Juristas de la sociedad del cansancio
Maximiliano A. Aramburo C.
Profesor de la Universidad Eafit y Presidente del Iarce
En homo videns, un impresionante ensayo escrito en 1997, el fallecido Giovanni Sartori hablaba de la sociedad teledirigida. Se preguntaba entonces el italiano por lo que representaba la dependencia de las pantallas (televisión, pero también -incluso entonces- internet) y sugería un empobrecimiento de la capacidad de entender, por la pérdida paulatina de la capacidad de abstracción. Esta pérdida, decía, es una suerte de consecuencia del predominio de la imagen. Como Funes, el memorioso personaje de Borges, el homo videns estaría destinado a dejar de pensar: “La televisión invierte la evolución de lo sensible en inteligible y lo convierte en el ictu oculi, en un regreso al puro y simple acto de ver. La televisión produce imágenes y anula los conceptos”, escribía el lúcido florentino. Más recientemente, el coreano Byung-Chul Han habla, en La sociedad del cansancio, de “un exceso de estímulos, informaciones e impulsos” que modifican la estructura y la economía de la atención. Para él, el multitasking (posibilitado, precisamente, por las pantallas como la que tengo enfrente cuando escribo esto y verifico referencias) no significa un progreso para la civilización, que se acerca, dice, cada vez más al salvajismo. En otro librito, En el enjambre, el coreano incluso sugiere una atrofia de las manos y una vida sin cosas, porque la materia deja de ser necesaria: “El nuevo hombre teclea, en lugar de actuar”. Es un homo digitalis.
En esto pensaba a partir de mi experiencia como profesor de una facultad de Derecho. Los apuntes de clase se revelan como una reliquia del pasado y casi nunca es posible saber si al hilo de una discusión en clase, quien teclea lo hace para tomar apuntes o para adentrarse en las redes sociales; a veces, las sonrisas simultáneas en esquinas opuestas de un aula delatan a los chateadores que quizás ni se saludan en un pasillo y que saben que cualquiera sea la información que se suministre en un aula, también está en algún lugar de internet: ir a clases, así, no es necesario. El profesor español Juan Antonio García Amado relataba hace poco (en las redes sociales, claro) cómo había incluido un bono en un examen para quien diera cuenta de un asunto jurídico que aparecía en todos los medios de comunicación esa semana, y el 70 % de sus estudiantes no sabía absolutamente nada del tema. La anécdota revela una gran paradoja: el acceso casi absoluto a la información de cualquier tipo podría estar creando generaciones de desinformados. Si damos por entendida la diferencia entre la formación universitaria y la información, no es descabellado preguntarse cómo enfrentamos el reto de aprender a seleccionar en la sobrecogedora cantidad de información (jurídica) que hay en internet, y qué es lo que significa evaluar por competencias en Derecho.

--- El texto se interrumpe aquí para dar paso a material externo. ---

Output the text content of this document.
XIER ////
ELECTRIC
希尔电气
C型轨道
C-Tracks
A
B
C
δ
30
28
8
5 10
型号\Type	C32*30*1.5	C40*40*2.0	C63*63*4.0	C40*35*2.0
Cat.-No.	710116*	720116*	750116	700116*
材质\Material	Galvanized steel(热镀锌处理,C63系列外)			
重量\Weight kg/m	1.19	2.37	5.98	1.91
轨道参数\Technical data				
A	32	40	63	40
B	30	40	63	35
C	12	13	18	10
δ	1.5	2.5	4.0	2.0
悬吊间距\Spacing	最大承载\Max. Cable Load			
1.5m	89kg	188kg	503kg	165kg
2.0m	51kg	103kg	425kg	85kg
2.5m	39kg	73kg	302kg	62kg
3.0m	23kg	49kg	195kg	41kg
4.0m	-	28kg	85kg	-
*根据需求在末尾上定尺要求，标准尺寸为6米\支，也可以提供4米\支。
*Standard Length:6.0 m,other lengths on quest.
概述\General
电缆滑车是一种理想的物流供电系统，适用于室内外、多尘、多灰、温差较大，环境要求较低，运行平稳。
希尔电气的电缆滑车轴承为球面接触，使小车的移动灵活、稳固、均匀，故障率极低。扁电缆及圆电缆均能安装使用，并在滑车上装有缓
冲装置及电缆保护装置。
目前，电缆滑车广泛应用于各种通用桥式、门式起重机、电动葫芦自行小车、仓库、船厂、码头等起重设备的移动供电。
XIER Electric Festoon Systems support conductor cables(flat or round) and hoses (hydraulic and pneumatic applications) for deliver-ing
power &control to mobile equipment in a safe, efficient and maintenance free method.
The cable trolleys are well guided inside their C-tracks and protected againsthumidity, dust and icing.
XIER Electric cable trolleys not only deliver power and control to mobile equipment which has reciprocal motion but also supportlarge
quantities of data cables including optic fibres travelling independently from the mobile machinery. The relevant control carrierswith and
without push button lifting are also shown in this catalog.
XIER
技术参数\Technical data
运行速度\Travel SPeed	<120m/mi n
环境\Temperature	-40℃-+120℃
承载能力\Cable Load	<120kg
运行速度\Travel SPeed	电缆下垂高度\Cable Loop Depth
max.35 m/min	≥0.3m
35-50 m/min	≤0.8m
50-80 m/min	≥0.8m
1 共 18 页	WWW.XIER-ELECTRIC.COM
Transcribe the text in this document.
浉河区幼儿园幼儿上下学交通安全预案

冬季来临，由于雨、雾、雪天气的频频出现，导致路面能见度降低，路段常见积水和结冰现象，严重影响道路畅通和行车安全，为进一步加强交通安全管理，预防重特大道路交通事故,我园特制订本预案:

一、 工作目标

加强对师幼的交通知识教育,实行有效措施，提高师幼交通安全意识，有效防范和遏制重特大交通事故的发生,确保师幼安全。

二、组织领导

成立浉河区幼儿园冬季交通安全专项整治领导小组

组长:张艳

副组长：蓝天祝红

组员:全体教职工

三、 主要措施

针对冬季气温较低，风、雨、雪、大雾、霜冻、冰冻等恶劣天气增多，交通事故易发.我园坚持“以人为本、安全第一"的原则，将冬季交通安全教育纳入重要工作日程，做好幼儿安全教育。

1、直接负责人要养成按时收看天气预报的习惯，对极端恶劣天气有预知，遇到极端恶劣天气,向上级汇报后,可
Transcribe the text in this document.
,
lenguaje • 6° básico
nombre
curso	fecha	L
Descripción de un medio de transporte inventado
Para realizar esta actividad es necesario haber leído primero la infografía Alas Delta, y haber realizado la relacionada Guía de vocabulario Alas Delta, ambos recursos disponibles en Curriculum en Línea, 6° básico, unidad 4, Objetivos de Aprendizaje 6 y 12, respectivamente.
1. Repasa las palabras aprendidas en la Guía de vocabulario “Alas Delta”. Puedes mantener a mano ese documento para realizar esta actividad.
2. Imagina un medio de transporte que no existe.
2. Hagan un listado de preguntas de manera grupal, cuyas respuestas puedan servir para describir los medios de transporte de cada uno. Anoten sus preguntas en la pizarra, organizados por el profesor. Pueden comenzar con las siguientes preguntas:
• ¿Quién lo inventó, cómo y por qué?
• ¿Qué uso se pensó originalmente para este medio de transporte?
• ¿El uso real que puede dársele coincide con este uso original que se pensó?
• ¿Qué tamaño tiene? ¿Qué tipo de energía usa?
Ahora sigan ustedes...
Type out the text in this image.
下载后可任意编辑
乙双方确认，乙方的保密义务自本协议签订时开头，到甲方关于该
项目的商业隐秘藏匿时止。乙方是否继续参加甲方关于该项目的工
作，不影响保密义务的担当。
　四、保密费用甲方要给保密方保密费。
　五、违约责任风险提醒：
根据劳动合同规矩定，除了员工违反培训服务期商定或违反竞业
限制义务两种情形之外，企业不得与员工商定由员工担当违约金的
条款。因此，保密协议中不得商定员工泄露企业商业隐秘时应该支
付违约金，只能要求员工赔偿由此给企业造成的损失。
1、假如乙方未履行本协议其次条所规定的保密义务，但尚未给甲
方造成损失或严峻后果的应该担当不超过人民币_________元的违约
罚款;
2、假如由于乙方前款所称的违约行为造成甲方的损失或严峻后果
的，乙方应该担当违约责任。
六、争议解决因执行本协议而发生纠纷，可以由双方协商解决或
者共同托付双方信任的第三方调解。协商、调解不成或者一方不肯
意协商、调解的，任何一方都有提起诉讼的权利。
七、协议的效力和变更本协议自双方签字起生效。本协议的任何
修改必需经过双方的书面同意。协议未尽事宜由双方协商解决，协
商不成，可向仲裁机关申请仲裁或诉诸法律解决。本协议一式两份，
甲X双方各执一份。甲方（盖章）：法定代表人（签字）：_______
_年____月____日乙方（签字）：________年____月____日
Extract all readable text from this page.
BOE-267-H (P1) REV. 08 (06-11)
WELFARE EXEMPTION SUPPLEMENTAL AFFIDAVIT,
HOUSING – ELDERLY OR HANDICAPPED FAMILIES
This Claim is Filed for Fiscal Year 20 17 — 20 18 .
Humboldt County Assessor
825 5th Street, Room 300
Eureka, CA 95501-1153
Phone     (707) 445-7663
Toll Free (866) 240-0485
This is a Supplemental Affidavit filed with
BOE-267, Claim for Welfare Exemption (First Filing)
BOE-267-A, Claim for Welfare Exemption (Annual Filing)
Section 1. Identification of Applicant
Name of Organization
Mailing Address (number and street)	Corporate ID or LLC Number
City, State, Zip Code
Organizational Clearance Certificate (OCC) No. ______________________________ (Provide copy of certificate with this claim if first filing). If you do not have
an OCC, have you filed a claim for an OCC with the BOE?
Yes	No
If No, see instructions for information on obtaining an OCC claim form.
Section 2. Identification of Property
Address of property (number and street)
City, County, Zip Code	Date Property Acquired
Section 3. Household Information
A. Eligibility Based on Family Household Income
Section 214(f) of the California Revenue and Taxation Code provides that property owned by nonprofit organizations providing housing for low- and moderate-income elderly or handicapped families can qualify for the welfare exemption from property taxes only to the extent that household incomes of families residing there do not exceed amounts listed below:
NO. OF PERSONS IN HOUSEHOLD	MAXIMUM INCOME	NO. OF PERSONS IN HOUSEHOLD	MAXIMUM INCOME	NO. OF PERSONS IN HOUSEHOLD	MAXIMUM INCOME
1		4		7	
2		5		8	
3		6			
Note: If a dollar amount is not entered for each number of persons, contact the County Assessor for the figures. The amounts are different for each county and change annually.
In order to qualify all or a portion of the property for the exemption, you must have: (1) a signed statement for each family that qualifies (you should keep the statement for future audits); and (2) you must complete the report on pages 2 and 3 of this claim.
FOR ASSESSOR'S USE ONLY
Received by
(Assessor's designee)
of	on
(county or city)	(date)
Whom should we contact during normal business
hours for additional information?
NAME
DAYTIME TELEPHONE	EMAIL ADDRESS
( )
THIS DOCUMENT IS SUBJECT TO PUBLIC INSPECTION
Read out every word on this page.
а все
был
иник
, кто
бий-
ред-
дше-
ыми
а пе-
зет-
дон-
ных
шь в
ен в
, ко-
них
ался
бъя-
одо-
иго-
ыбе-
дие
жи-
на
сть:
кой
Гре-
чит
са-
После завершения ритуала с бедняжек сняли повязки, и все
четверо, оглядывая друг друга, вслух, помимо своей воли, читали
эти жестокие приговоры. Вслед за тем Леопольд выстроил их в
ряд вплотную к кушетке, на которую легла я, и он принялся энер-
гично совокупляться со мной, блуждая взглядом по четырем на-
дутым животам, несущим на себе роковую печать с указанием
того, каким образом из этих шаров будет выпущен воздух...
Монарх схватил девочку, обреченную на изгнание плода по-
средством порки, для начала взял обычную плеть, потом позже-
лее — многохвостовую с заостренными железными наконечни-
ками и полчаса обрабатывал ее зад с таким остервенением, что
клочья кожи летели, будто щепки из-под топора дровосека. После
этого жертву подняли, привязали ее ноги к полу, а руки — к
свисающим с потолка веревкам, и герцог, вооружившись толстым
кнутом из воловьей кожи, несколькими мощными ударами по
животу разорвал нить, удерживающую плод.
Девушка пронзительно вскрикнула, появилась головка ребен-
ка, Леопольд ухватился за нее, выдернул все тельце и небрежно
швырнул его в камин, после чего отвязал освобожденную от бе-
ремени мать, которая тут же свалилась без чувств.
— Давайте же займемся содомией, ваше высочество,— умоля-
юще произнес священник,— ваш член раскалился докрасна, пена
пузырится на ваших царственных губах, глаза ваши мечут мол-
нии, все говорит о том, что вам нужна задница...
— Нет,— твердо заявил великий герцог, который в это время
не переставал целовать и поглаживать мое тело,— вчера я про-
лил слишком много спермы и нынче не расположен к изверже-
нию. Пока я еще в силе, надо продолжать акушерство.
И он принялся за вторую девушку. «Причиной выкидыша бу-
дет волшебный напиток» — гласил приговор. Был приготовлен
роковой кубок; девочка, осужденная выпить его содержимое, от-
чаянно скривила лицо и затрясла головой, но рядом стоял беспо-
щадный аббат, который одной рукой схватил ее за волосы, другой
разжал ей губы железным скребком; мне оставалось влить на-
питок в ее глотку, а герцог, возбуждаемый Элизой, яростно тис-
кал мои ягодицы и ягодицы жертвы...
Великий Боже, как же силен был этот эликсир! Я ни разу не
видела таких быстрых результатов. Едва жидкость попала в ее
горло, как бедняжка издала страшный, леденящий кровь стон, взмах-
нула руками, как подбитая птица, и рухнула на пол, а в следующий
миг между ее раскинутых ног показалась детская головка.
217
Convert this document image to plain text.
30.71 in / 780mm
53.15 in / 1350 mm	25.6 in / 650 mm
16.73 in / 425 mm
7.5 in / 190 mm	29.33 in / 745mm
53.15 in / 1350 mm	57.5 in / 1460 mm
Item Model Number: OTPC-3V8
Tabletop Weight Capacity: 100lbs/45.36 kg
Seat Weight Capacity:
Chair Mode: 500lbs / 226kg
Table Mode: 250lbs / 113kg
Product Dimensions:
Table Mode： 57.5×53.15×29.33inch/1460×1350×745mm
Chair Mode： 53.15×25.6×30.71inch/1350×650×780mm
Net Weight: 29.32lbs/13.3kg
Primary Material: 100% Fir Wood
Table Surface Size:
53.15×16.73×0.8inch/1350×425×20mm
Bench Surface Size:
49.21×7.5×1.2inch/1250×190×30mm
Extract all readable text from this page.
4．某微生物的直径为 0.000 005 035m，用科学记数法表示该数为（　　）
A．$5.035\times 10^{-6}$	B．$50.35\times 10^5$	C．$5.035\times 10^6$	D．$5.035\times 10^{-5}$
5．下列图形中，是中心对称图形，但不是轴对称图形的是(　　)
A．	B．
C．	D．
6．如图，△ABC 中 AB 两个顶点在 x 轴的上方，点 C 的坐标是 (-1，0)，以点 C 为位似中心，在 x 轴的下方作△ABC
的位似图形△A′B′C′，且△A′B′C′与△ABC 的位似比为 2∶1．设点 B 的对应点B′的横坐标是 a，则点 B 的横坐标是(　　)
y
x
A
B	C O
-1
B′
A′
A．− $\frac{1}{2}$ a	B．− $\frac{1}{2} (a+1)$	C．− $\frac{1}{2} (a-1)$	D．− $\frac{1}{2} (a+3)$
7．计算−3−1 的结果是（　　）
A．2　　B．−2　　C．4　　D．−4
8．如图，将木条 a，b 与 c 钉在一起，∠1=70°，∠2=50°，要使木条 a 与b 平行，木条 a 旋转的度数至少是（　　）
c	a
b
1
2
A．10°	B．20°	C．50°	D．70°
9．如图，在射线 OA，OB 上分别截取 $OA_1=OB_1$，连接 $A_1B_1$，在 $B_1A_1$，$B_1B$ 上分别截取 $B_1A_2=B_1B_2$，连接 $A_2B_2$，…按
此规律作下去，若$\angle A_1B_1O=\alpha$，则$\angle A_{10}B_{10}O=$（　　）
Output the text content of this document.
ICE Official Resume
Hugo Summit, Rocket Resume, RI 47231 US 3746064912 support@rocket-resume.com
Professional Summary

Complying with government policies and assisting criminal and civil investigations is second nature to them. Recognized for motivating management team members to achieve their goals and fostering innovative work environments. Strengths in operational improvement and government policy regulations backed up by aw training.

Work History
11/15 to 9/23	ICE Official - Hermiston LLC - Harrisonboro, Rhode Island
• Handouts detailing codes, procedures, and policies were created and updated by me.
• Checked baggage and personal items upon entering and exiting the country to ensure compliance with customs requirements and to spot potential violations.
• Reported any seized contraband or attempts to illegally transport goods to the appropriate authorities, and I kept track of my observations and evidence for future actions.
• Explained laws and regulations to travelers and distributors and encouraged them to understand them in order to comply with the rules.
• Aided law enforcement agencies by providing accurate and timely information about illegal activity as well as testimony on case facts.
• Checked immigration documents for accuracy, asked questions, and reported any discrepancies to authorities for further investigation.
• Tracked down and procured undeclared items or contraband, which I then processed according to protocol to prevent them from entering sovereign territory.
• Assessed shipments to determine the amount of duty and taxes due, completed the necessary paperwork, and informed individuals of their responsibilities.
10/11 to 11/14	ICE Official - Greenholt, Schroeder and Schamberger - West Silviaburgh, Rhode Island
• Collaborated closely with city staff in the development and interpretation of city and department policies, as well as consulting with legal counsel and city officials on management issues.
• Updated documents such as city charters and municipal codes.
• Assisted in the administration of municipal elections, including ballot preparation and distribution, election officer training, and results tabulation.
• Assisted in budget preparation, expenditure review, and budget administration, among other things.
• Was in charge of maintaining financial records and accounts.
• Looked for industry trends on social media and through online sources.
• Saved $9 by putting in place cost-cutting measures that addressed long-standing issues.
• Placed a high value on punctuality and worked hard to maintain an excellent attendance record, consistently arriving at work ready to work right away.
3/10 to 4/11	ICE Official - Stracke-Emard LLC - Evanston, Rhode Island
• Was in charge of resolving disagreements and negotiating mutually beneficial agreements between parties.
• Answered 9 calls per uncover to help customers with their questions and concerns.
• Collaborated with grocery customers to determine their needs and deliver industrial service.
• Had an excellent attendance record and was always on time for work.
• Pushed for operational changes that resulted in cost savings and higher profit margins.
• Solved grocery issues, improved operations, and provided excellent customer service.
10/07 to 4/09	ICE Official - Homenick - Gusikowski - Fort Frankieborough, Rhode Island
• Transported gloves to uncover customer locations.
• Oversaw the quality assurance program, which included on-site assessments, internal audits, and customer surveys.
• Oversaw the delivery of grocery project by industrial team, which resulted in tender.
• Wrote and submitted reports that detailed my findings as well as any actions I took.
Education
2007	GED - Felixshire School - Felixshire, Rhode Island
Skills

Parece irrefutable que los estudiantes de Derecho de hoy no miran una biblioteca como el tipo de templos que eran hace apenas una o dos generaciones. Habilidades como cierto nivel de comprensión lectora o la capacidad de resolver problemas complejos son al mismo tiempo presupuesto y objetivo a alcanzar para generaciones de juristas videns y digitalis, en tiempos en los que algunos profesores prohíben el uso de dispositivos digitales en las clases, tal como lo hacen, quien lo creyera, algunos jueces en sus salas de audiencias. En el marco de la enorme discusión sobre la evaluación por competencias en las facultades de Derecho, entonces, hay quienes piensan en cómo convertir en abogados (o en jueces, asesores) a los individuos de una generación cuya capacidad de acción y de abstracción parece ir en declive, si Sartori y Han tienen razón. Pero, al menos hipotéticamente, quiero ser optimista y pensar en que quizás conviene abandonar la pretensión de convertir en abogados del siglo XX a los miembros de esa sociedad del cansancio. En esa reformulación de la estrategia no hay todavía, parece, recetas ganadoras.